- League: Negro National League
- Ballpark: Mack Park
- City: Detroit
- Record: 41–30 (.577)
- Owners: Tenny Blount
- Managers: Bruce Petway

= 1923 Detroit Stars season =

The 1923 Detroit Stars baseball team competed in the Negro National League (NNL) during the 1923 baseball season. The Stars compiled a 41–30 overall record and 39–27 against NNL opponents. They finished in third place in the NNL.

The Stars played their home games at Mack Park located on the east side of Detroit, about four miles from downtown, at the southeast corner of Fairview Ave. and Mack Ave. The team was owned by Tenny Blount.

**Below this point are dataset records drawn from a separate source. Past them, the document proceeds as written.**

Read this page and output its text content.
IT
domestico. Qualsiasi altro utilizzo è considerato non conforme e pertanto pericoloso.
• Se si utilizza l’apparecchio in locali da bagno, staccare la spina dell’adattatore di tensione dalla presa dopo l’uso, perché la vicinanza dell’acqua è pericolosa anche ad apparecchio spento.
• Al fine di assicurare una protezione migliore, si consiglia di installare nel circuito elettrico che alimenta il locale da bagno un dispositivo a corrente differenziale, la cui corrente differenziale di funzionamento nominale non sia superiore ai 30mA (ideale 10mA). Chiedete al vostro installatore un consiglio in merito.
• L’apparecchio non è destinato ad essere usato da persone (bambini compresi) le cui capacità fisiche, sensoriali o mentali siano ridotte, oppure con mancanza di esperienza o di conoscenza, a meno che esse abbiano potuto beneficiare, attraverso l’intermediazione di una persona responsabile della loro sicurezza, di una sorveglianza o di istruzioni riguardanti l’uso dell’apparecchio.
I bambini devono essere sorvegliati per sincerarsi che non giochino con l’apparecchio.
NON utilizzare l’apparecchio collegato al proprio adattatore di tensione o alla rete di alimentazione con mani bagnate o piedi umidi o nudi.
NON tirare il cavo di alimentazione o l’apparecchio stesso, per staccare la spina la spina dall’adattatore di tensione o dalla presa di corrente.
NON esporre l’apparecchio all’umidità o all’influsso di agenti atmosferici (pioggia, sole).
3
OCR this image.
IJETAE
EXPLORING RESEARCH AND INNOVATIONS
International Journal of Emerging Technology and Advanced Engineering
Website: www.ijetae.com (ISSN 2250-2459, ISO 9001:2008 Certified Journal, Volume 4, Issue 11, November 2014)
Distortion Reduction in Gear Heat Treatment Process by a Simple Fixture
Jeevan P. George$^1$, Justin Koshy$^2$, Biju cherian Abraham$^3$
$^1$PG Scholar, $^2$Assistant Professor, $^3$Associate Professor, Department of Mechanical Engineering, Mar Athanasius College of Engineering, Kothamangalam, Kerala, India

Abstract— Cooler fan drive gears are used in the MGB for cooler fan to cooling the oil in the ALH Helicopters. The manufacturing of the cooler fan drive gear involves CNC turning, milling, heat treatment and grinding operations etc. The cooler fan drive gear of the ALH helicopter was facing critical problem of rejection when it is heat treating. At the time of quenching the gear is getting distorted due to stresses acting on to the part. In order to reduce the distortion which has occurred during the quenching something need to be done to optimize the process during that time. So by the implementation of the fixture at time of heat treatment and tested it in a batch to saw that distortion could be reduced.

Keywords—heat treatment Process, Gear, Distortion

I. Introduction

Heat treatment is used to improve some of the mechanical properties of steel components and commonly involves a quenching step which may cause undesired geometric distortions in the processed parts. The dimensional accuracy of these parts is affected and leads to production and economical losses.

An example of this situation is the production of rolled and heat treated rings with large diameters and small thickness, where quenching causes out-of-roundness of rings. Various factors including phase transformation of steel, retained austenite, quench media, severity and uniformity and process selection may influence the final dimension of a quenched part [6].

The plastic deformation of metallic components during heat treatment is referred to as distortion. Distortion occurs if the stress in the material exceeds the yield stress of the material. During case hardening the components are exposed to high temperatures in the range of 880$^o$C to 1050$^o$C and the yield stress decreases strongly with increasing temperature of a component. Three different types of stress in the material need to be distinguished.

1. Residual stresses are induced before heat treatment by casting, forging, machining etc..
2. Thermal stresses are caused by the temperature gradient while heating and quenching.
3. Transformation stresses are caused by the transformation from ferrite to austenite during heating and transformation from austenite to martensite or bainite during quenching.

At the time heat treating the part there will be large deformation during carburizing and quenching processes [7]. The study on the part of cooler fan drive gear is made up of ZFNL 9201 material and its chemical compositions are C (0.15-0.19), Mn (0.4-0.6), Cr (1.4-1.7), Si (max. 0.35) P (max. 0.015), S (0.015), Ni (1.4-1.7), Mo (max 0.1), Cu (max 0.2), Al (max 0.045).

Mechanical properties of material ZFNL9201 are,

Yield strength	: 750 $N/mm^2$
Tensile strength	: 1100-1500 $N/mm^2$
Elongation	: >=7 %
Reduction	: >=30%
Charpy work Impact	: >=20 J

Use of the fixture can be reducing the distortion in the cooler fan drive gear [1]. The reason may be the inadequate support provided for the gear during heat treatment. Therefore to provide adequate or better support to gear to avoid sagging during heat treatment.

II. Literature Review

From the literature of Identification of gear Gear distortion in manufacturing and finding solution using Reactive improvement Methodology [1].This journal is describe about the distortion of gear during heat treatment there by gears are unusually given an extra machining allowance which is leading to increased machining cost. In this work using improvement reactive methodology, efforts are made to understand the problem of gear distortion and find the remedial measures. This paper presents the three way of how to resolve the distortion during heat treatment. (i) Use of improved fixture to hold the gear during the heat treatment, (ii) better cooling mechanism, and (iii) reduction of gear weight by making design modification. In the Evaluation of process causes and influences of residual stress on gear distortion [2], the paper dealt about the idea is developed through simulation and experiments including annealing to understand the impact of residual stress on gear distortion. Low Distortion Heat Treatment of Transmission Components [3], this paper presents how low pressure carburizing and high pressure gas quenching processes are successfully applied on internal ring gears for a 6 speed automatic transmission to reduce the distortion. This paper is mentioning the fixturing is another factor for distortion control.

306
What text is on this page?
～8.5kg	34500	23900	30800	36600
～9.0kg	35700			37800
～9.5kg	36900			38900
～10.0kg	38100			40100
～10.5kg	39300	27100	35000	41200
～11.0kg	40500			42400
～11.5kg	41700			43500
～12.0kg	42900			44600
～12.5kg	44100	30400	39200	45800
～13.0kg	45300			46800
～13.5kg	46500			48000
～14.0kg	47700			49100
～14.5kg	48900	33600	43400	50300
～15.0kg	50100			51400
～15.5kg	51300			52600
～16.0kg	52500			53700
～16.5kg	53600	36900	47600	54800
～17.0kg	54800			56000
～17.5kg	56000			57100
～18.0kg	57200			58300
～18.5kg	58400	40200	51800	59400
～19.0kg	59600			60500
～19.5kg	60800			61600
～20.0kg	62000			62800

The team featured two Baseball Hall of Fame inductees:

- Center fielder Turkey Stearnes compiled a .772 slugging percentage (third in the NNL), 85 RBIs (third in the NNL), 17 home runs (third in the NNL), 70 runs scored (fourth in the NNL), 101 hits (fifth in the NNL), and a .362 batting average (sixth in the NNL).
- Pitcher Andy Cooper compiled a 15–7 record, ranking second in the NNL in games won and fifth in winning percentage. His 3.49 earned run average (ERA) and 12 complete games both ranked eighth in the NNL.

Other key players included:

- Pitcher Bill Force - pitched in 37 games, 18 as a starter, led the team in innings pitched (195), and threw a no-hitter against St. Louis on June 27. He also compiled a .302 batting average, fifth highest on the team.
- First baseman Edgar Wesley - played all 71 games with a .291 batting average and .532 slugging percentage.
- Shortstop Bill Riggins - played all 71 games with a .302 batting average and a .378 on-base percentage.
- Right fielder Clarence Smith - played 65 games with a .314 batting average, 71 hits, seven home runs, and 35 RBIs.
- Left fielder Johnie Watson - played 60 games with a .282 batting average and 69 hits.
- Manager-catcher Bruce Petway - played 46 games with a .312 batting average and a .385 on-base percentage.
- Right fielder Steel Arm Davis - played 34 games with a .338 batting average and .391 on-base percentage.